ICS Managing Director discusses unemployment numbers
September's BLS jobs report, released October 5th, is a very pleasant surprise. Not only has the unemployment rate dropped under 8%, but upward revisions to the employment increases for July and August show the underpinnings to this month's numbers are stronger than previously reported. After months of reported declines in government employment, that put a drag on national employment, the government sector added 10,000 jobs in September, and revisions of July and August flipped those months' numbers from negative to positive.

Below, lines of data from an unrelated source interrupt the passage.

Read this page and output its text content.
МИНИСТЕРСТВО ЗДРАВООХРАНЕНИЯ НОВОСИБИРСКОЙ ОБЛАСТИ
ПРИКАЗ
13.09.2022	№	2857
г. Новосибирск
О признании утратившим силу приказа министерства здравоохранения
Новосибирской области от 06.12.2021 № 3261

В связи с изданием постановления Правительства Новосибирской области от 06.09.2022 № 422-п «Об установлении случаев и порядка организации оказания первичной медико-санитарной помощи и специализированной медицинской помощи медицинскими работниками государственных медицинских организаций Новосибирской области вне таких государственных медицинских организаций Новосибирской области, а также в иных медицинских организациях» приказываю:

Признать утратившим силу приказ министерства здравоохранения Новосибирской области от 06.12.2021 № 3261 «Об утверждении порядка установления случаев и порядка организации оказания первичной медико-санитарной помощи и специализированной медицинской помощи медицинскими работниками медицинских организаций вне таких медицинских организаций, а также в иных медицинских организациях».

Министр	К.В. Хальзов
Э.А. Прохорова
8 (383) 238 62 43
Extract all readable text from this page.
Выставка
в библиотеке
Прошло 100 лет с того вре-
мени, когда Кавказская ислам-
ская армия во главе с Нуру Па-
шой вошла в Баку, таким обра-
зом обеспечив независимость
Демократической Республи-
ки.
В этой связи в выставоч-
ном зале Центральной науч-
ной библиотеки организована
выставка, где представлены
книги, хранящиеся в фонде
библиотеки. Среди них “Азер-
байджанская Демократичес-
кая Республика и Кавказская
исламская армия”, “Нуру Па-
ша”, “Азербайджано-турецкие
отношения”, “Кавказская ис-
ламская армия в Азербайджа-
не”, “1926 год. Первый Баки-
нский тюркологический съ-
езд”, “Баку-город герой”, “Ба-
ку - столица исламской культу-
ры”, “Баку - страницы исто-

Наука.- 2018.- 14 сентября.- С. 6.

"Excluding spring 2010 when the large-scale Census 2010 hiring caused a temporary but very large blip, the last time the U.S. saw three consecutive months of net additions to government employment was back in mid-2008," states Cornell University's ILR School, ICS managing director, Linda Barrington. "We will certainly be looking forward to the release of the Employment Cost Index at the end of the month to see if and how these stronger numbers are translating into compensation gains for employees (costs to employers)," she adds.
Increasingly, the growing number of marginal, contract, or contingent workers is drawing the interest of analysts and pundits alike. ICS' Barrington tells the Fiscal Times that how people answer the BLS employment survey when they're working on a short-term contract or as an independent consultant may depend on "…how they feel in their gut. They may not be technically unemployed, but they're always looking for work and perhaps feeling underemployed." Such workers are certainly "becoming a bigger and bigger part of the economy," she adds.